Алим кивал головой, а в душе у него в это время бушевал гнев. Он отвернулся от Раджими, словно, обдумывая услышанное.
Как хотелось Алиму взять этого желтого с пергаментным лицом посланца поджигателей новой войны, поднять в воздух и ударить об землю. Ударить так, чтобы от него и мокрого пятна не осталось. Но не всегда можно делать то, что хочется.
Беседа продолжалась долго. Условились, что за первой информацией Раджими явится через несколько дней.
— Будем надеяться, что аллах поможет нам, — сказал на прощание Раджими. — Аллах самый искусный из всех мудрецов.
Алим чуть слышно скрипнул зубами...
7
Никита Родионович внимательно смотрел на маленькую фотокарточку. С нее смотрел мужчина с большими залысинами на лбу, с короткой бородкой, слегка вьющейся на концах.
Нет, лицо это ему незнакомо. Широкий, крутой лоб и властные, резко очерченные губы кого-то напоминают. Но кого именно — вспомнить Ожогин не мог.
Если бы на лице не было темных очков, то возможно, оно выглядело бы иначе. Главное глаза, а они скрыты.
— Ну как? — спросил майор Шарафов.
Ожогин замотал головой.
— Этого человека я не знаю. А кто он?
— Пока сказать трудно, — ответил Шарафов, — на надеюсь, что общими силами мы разрешим эту задачу. Во всяком случае, он известен Раджими. Уже этого достаточно, чтобы он заинтересовал и нас.

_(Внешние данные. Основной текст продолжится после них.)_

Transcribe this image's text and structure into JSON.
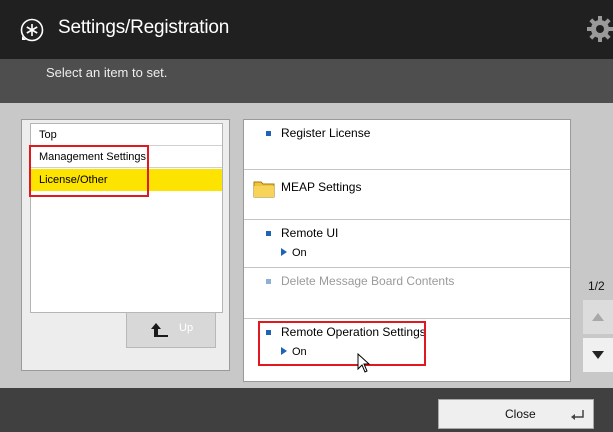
{
  "header": {
    "title": "Settings/Registration",
    "app_icon": "settings-registration-icon",
    "right_icon": "gear-icon"
  },
  "subheader": {
    "instruction": "Select an item to set."
  },
  "tree": {
    "items": [
      {
        "label": "Top",
        "selected": false
      },
      {
        "label": "Management Settings",
        "selected": false
      },
      {
        "label": "License/Other",
        "selected": true
      }
    ],
    "up_button": "Up"
  },
  "list": {
    "items": [
      {
        "label": "Register License",
        "icon": "bullet",
        "enabled": true
      },
      {
        "label": "MEAP Settings",
        "icon": "folder-icon",
        "enabled": true
      },
      {
        "label": "Remote UI",
        "icon": "bullet",
        "enabled": true,
        "value": "On"
      },
      {
        "label": "Delete Message Board Contents",
        "icon": "bullet",
        "enabled": false
      },
      {
        "label": "Remote Operation Settings",
        "icon": "bullet",
        "enabled": true,
        "value": "On"
      }
    ]
  },
  "pager": {
    "indicator": "1/2"
  },
  "footer": {
    "close": "Close"
  },
  "colors": {
    "selected": "#fde300",
    "highlight": "#e0181f",
    "bullet": "#1f63b6",
    "titlebar": "#202020"
  }
}
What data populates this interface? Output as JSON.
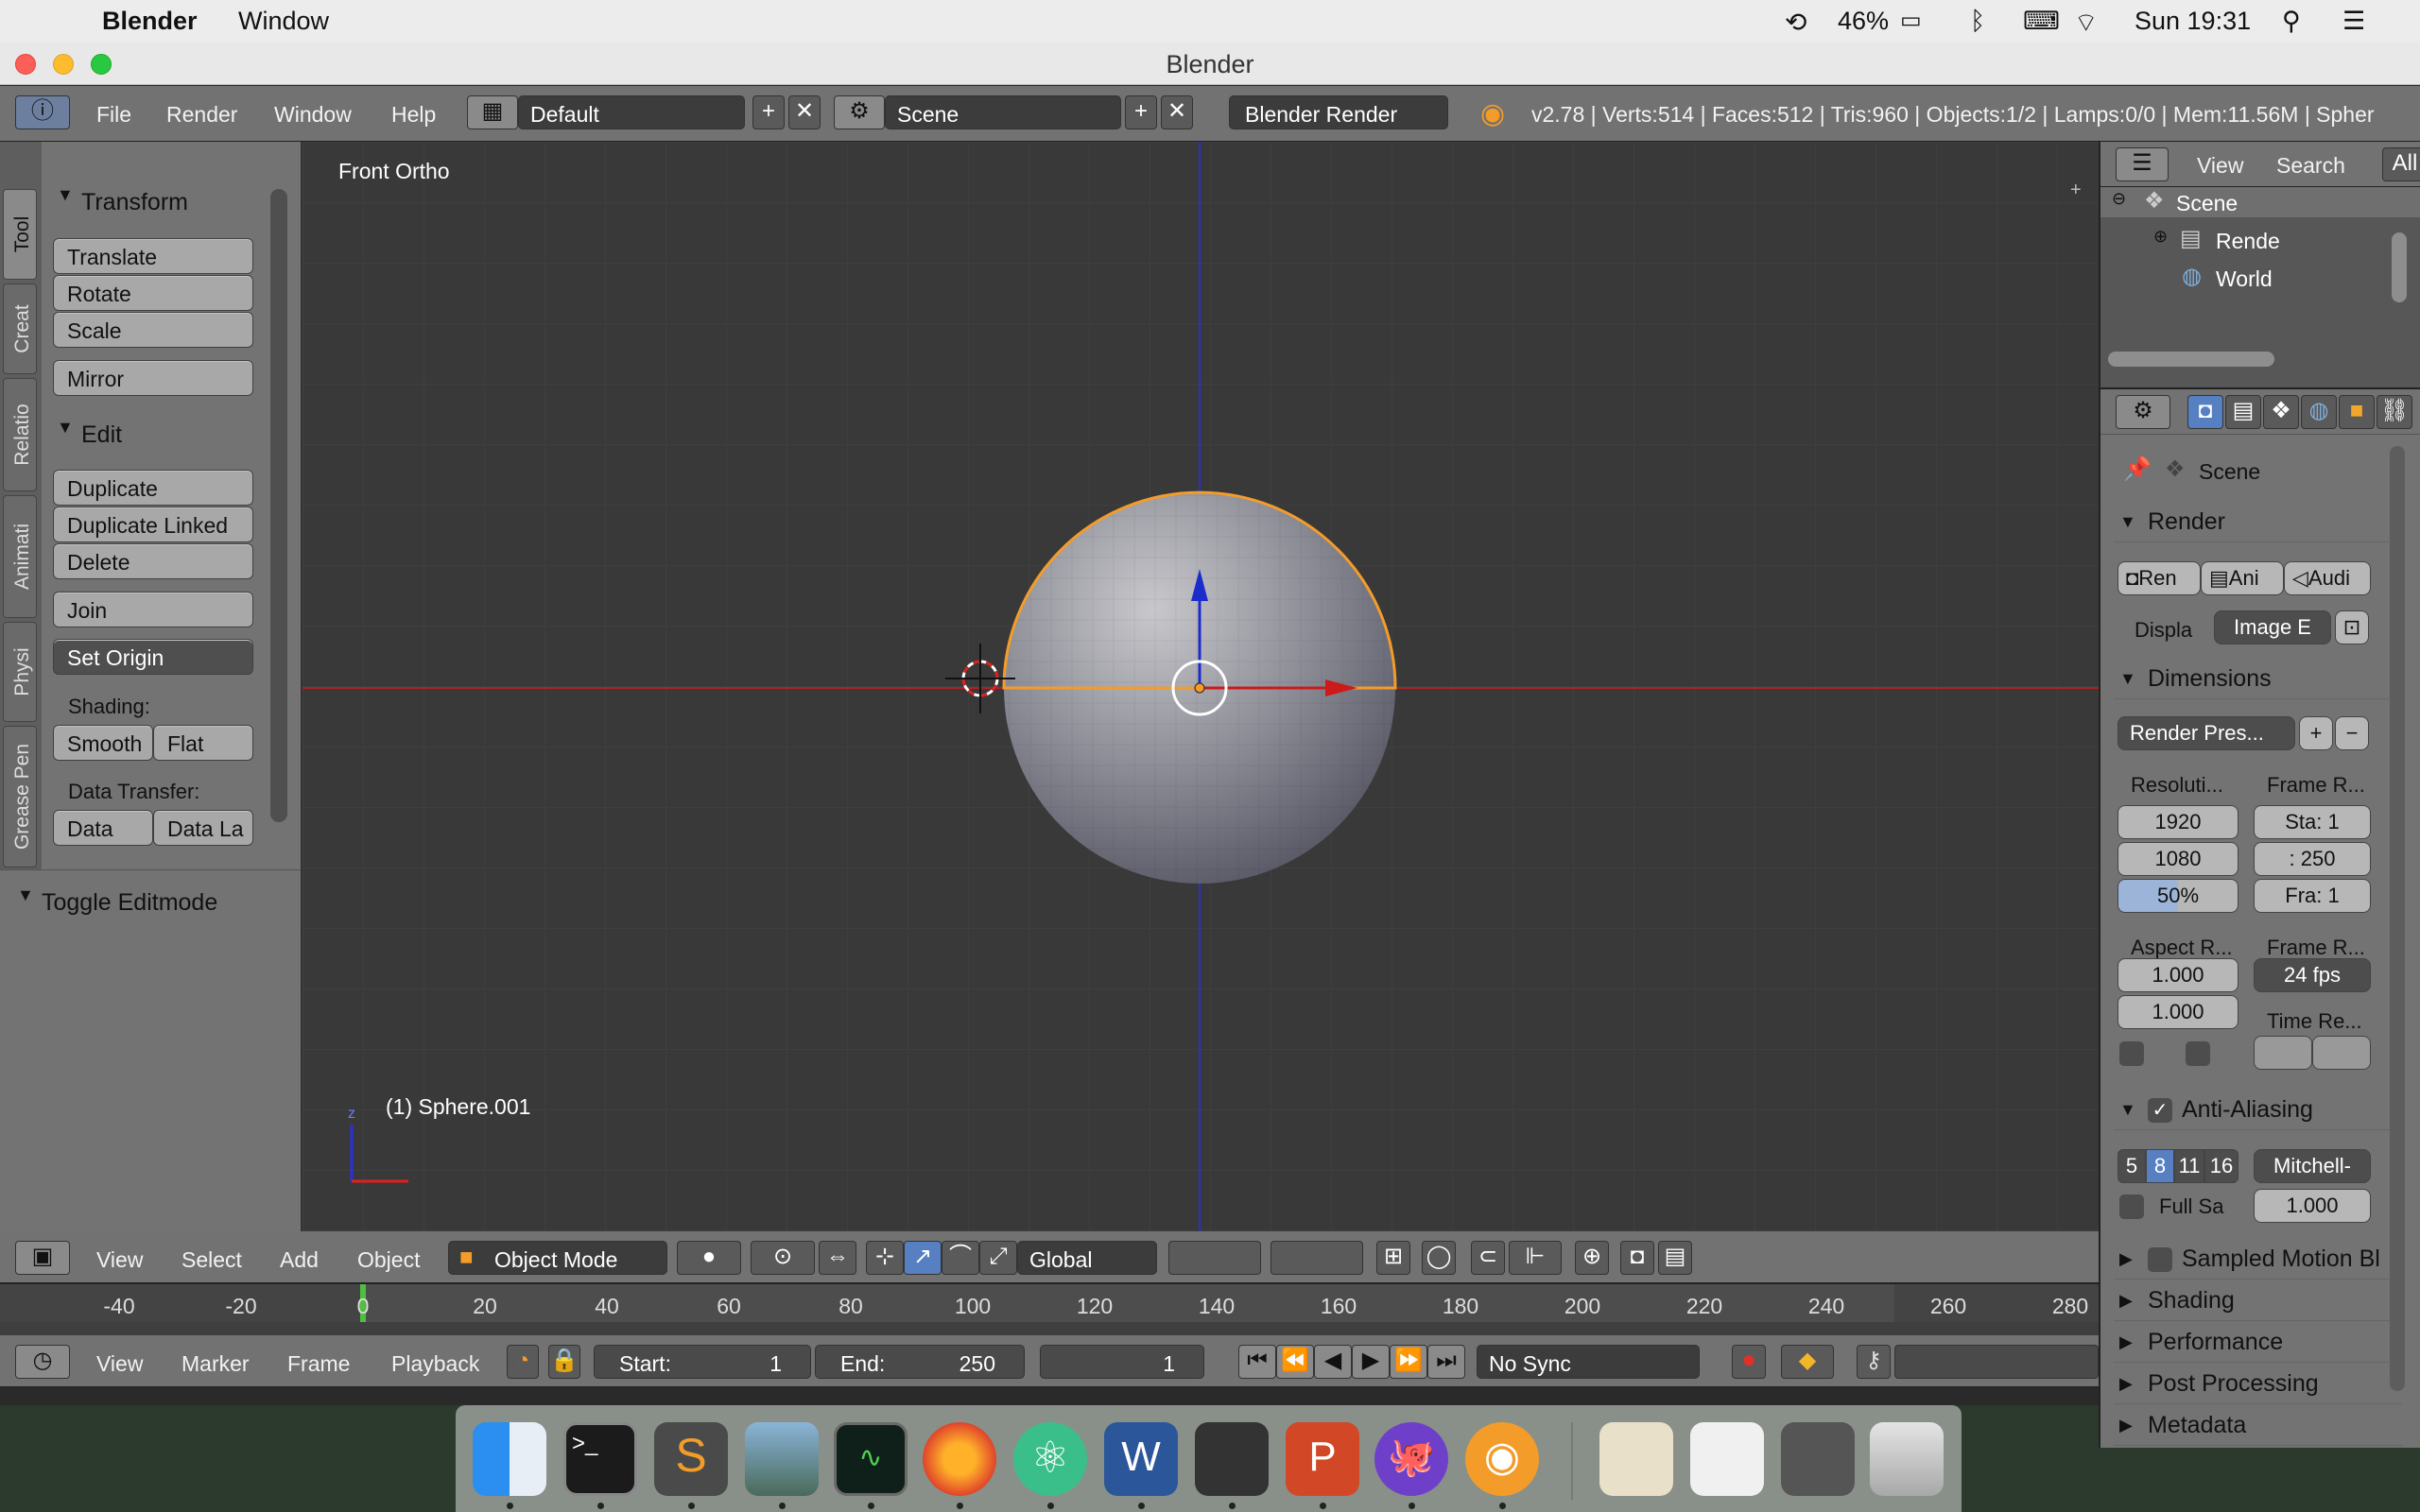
{
  "mac_menubar": {
    "app": "Blender",
    "menu": "Window",
    "battery": "46%",
    "clock": "Sun 19:31"
  },
  "window": {
    "title": "Blender"
  },
  "info_header": {
    "menus": [
      "File",
      "Render",
      "Window",
      "Help"
    ],
    "layout": "Default",
    "scene": "Scene",
    "engine": "Blender Render",
    "stats": "v2.78 | Verts:514 | Faces:512 | Tris:960 | Objects:1/2 | Lamps:0/0 | Mem:11.56M | Spher"
  },
  "tool_shelf": {
    "tabs": [
      "Tool",
      "Creat",
      "Relatio",
      "Animati",
      "Physi",
      "Grease Pen"
    ],
    "transform": {
      "title": "Transform",
      "buttons": [
        "Translate",
        "Rotate",
        "Scale",
        "Mirror"
      ]
    },
    "edit": {
      "title": "Edit",
      "buttons": [
        "Duplicate",
        "Duplicate Linked",
        "Delete",
        "Join"
      ],
      "set_origin": "Set Origin",
      "shading_label": "Shading:",
      "smooth": "Smooth",
      "flat": "Flat",
      "data_transfer_label": "Data Transfer:",
      "data": "Data",
      "data_la": "Data La"
    },
    "toggle_editmode": "Toggle Editmode"
  },
  "viewport": {
    "label": "Front Ortho",
    "object_label": "(1) Sphere.001",
    "axis_z": "z"
  },
  "view_header": {
    "menus": [
      "View",
      "Select",
      "Add",
      "Object"
    ],
    "mode": "Object Mode",
    "orientation": "Global"
  },
  "timeline": {
    "ticks": [
      "-40",
      "-20",
      "0",
      "20",
      "40",
      "60",
      "80",
      "100",
      "120",
      "140",
      "160",
      "180",
      "200",
      "220",
      "240",
      "260",
      "280"
    ]
  },
  "timeline_header": {
    "menus": [
      "View",
      "Marker",
      "Frame",
      "Playback"
    ],
    "start_label": "Start:",
    "start": "1",
    "end_label": "End:",
    "end": "250",
    "current": "1",
    "sync": "No Sync"
  },
  "outliner": {
    "menus": [
      "View",
      "Search"
    ],
    "filter": "All",
    "items": [
      "Scene",
      "Rende",
      "World"
    ]
  },
  "properties": {
    "scene": "Scene",
    "render": {
      "title": "Render",
      "buttons": [
        "Ren",
        "Ani",
        "Audi"
      ],
      "display_label": "Displa",
      "display": "Image E"
    },
    "dimensions": {
      "title": "Dimensions",
      "preset": "Render Pres...",
      "res_label": "Resoluti...",
      "frame_range_label": "Frame R...",
      "res_x": "1920",
      "res_y": "1080",
      "res_pct": "50%",
      "start": "Sta: 1",
      "end": ":  250",
      "frame": "Fra: 1",
      "aspect_label": "Aspect R...",
      "frame_rate_label": "Frame R...",
      "aspect_x": "1.000",
      "aspect_y": "1.000",
      "fps": "24 fps",
      "time_remap": "Time Re..."
    },
    "anti_aliasing": {
      "title": "Anti-Aliasing",
      "samples": [
        "5",
        "8",
        "11",
        "16"
      ],
      "filter": "Mitchell-",
      "full_sample": "Full Sa",
      "size": "1.000"
    },
    "sampled_motion": "Sampled Motion Bl",
    "collapsed": [
      "Shading",
      "Performance",
      "Post Processing",
      "Metadata"
    ]
  },
  "colors": {
    "selected": "#f39c2a",
    "x_axis": "#cc1a1a",
    "z_axis": "#1a2ccc",
    "accent": "#5680c2"
  }
}
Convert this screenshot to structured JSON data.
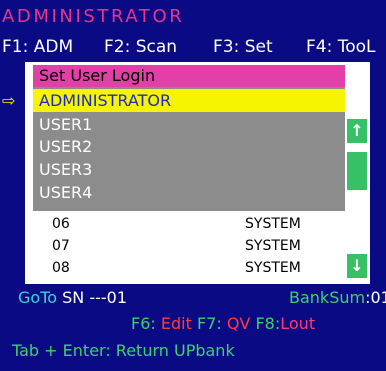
{
  "screen_title": "ADMINISTRATOR",
  "function_keys": [
    {
      "label": "F1: ADM"
    },
    {
      "label": "F2: Scan"
    },
    {
      "label": "F3: Set"
    },
    {
      "label": "F4: TooL"
    }
  ],
  "popup": {
    "heading": "Set User Login",
    "selected": "ADMINISTRATOR",
    "items": [
      "USER1",
      "USER2",
      "USER3",
      "USER4"
    ]
  },
  "list_rows": [
    {
      "num": "06",
      "type": "SYSTEM"
    },
    {
      "num": "07",
      "type": "SYSTEM"
    },
    {
      "num": "08",
      "type": "SYSTEM"
    }
  ],
  "status": {
    "goto_label": "GoTo",
    "sn_label": "SN",
    "sn_value": "---01",
    "banksum_label": "BankSum",
    "banksum_value": ":01",
    "f6_key": "F6:",
    "f6_action": "Edit",
    "f7_key": "F7:",
    "f7_action": "QV",
    "f8_key": "F8:",
    "f8_action": "Lout",
    "hint": "Tab + Enter: Return UPbank"
  },
  "icons": {
    "pointer": "pointer-arrow-icon",
    "up": "scroll-up-icon",
    "down": "scroll-down-icon"
  }
}
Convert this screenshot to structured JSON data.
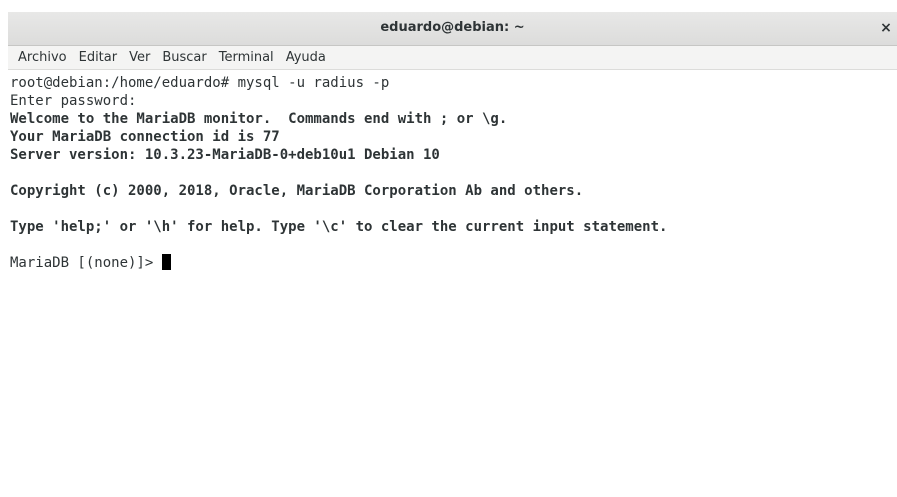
{
  "window": {
    "title": "eduardo@debian: ~",
    "close_glyph": "×"
  },
  "menu": {
    "items": [
      "Archivo",
      "Editar",
      "Ver",
      "Buscar",
      "Terminal",
      "Ayuda"
    ]
  },
  "terminal": {
    "lines": [
      "root@debian:/home/eduardo# mysql -u radius -p",
      "Enter password:",
      "Welcome to the MariaDB monitor.  Commands end with ; or \\g.",
      "Your MariaDB connection id is 77",
      "Server version: 10.3.23-MariaDB-0+deb10u1 Debian 10",
      "",
      "Copyright (c) 2000, 2018, Oracle, MariaDB Corporation Ab and others.",
      "",
      "Type 'help;' or '\\h' for help. Type '\\c' to clear the current input statement.",
      ""
    ],
    "prompt": "MariaDB [(none)]> "
  }
}
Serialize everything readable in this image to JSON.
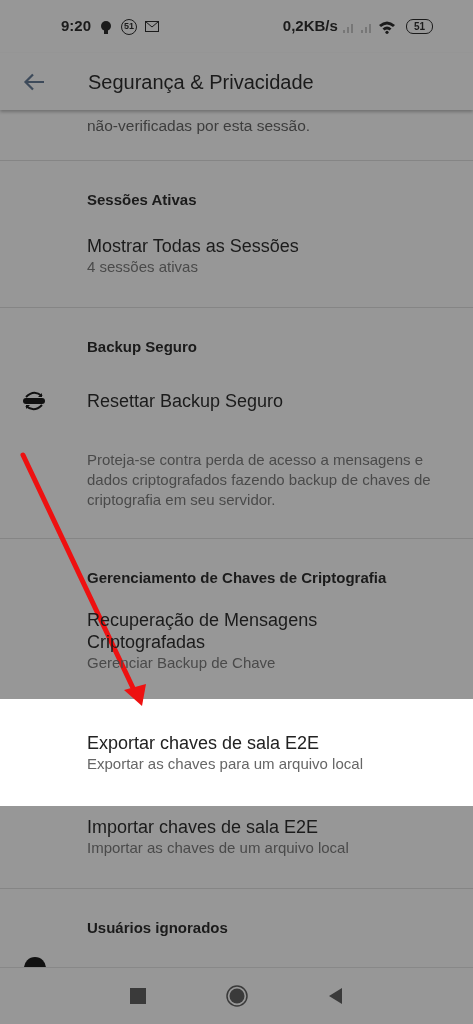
{
  "status_bar": {
    "time": "9:20",
    "notification_count": "51",
    "speed": "0,2KB/s",
    "battery": "51"
  },
  "app_bar": {
    "title": "Segurança & Privacidade"
  },
  "top_note": "não-verificadas por esta sessão.",
  "sections": [
    {
      "header": "Sessões Ativas",
      "items": [
        {
          "kind": "item",
          "title": "Mostrar Todas as Sessões",
          "subtitle": "4 sessões ativas",
          "highlighted": false
        }
      ]
    },
    {
      "header": "Backup Seguro",
      "items": [
        {
          "kind": "icon-item",
          "title": "Resettar Backup Seguro",
          "highlighted": false
        },
        {
          "kind": "note",
          "text": "Proteja-se contra perda de acesso a mensagens e dados criptografados fazendo backup de chaves de criptografia em seu servidor."
        }
      ]
    },
    {
      "header": "Gerenciamento de Chaves de Criptografia",
      "items": [
        {
          "kind": "item",
          "title": "Recuperação de Mensagens Criptografadas",
          "subtitle": "Gerenciar Backup de Chave",
          "highlighted": false
        },
        {
          "kind": "item",
          "title": "Exportar chaves de sala E2E",
          "subtitle": "Exportar as chaves para um arquivo local",
          "highlighted": true
        },
        {
          "kind": "item",
          "title": "Importar chaves de sala E2E",
          "subtitle": "Importar as chaves de um arquivo local",
          "highlighted": false
        }
      ]
    },
    {
      "header": "Usuários ignorados",
      "items": [
        {
          "kind": "partial"
        }
      ]
    }
  ]
}
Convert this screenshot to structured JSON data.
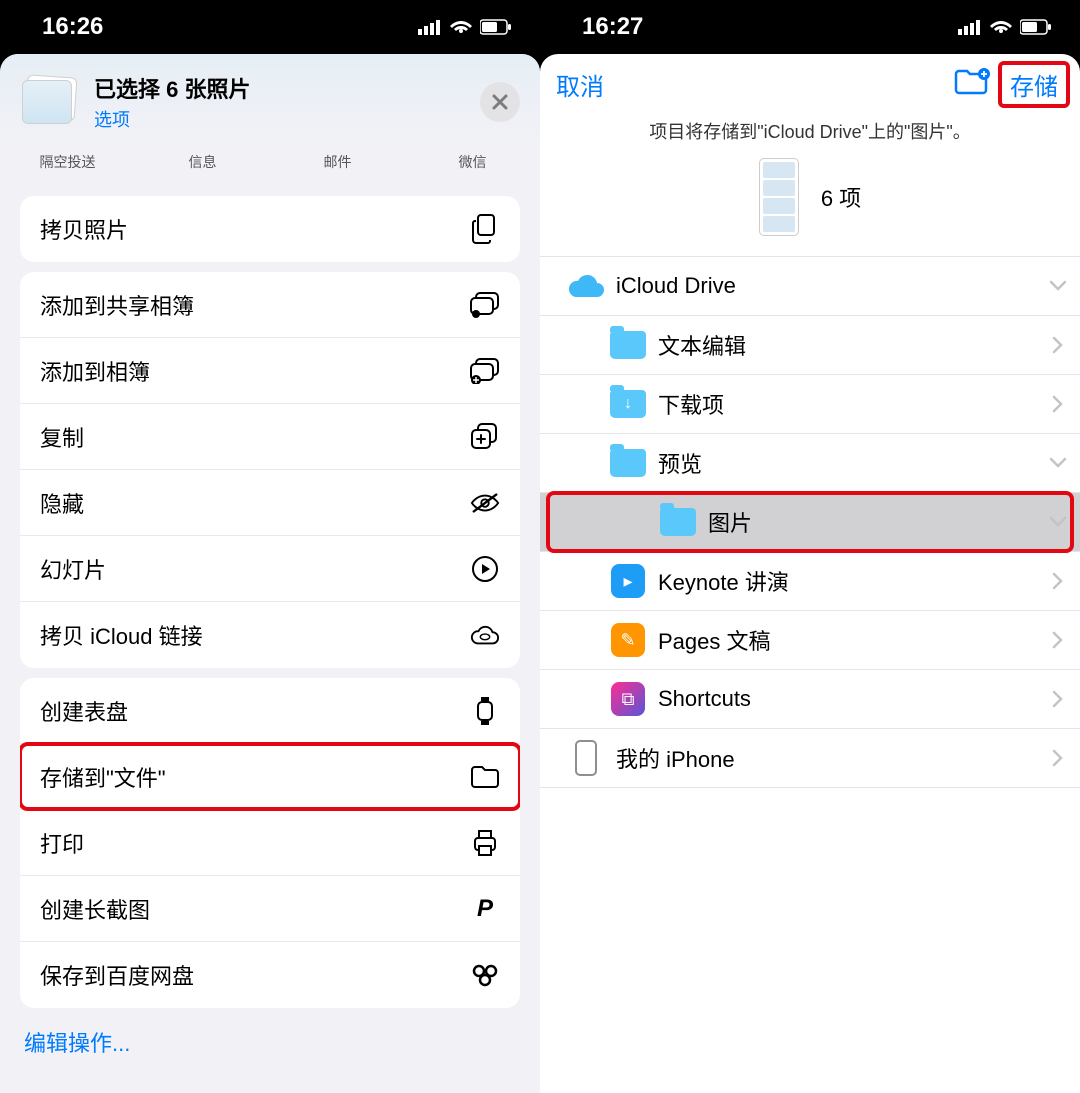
{
  "left": {
    "time": "16:26",
    "share": {
      "title": "已选择 6 张照片",
      "options": "选项",
      "apps": [
        "隔空投送",
        "信息",
        "邮件",
        "微信"
      ]
    },
    "group1": [
      {
        "label": "拷贝照片",
        "icon": "copy-doc"
      }
    ],
    "group2": [
      {
        "label": "添加到共享相簿",
        "icon": "shared-album"
      },
      {
        "label": "添加到相簿",
        "icon": "add-album"
      },
      {
        "label": "复制",
        "icon": "duplicate"
      },
      {
        "label": "隐藏",
        "icon": "hide"
      },
      {
        "label": "幻灯片",
        "icon": "play"
      },
      {
        "label": "拷贝 iCloud 链接",
        "icon": "cloud-link"
      }
    ],
    "group3": [
      {
        "label": "创建表盘",
        "icon": "watch"
      },
      {
        "label": "存储到\"文件\"",
        "icon": "folder",
        "highlight": true
      },
      {
        "label": "打印",
        "icon": "print"
      },
      {
        "label": "创建长截图",
        "icon": "p"
      },
      {
        "label": "保存到百度网盘",
        "icon": "baidu"
      }
    ],
    "edit_ops": "编辑操作..."
  },
  "right": {
    "time": "16:27",
    "cancel": "取消",
    "save": "存储",
    "dest_text": "项目将存储到\"iCloud Drive\"上的\"图片\"。",
    "item_count": "6 项",
    "rows": [
      {
        "label": "iCloud Drive",
        "type": "icloud",
        "indent": 0,
        "chev": "down"
      },
      {
        "label": "文本编辑",
        "type": "folder",
        "indent": 1,
        "chev": "right"
      },
      {
        "label": "下载项",
        "type": "folder-dl",
        "indent": 1,
        "chev": "right"
      },
      {
        "label": "预览",
        "type": "folder",
        "indent": 1,
        "chev": "down"
      },
      {
        "label": "图片",
        "type": "folder",
        "indent": 2,
        "chev": "down",
        "selected": true,
        "highlight": true
      },
      {
        "label": "Keynote 讲演",
        "type": "keynote",
        "indent": 1,
        "chev": "right"
      },
      {
        "label": "Pages 文稿",
        "type": "pages",
        "indent": 1,
        "chev": "right"
      },
      {
        "label": "Shortcuts",
        "type": "shortcuts",
        "indent": 1,
        "chev": "right"
      },
      {
        "label": "我的 iPhone",
        "type": "iphone",
        "indent": 0,
        "chev": "right"
      }
    ]
  }
}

Никита Родионович всмотрелся еще раз в лицо незнакомца и окончательно пришел к выводу, что он его не знает. Он передал карточку Шарафову и тут же спросил:
— А не съездить ли мне к Ризаматову? Как вы считаете? На последнем свидании Раджими сказал, что остался доволен встречей с Алимом.
— Ездить к товарищу Ризаматову нет необходимости. Товарищ Ризаматов также доволен результатами встречи и знает, как себя вести. Я, между прочим, хотел извиниться перед вами за то, что заставил вас так долго сидеть в парикмахерской Раджими.
— Буду рад, если обследование комнаты имело успех.
— Имело, — проговорил Шарафов, — и даже больший, чем я рассчитывал. Теперь стало ясно, что совместно с Раджими, Саткынбаем и Абдукаримом действует еще один человек. Он находится здесь временно, с определенной миссией. Для пользы дела я могу вам кое-что рассказать.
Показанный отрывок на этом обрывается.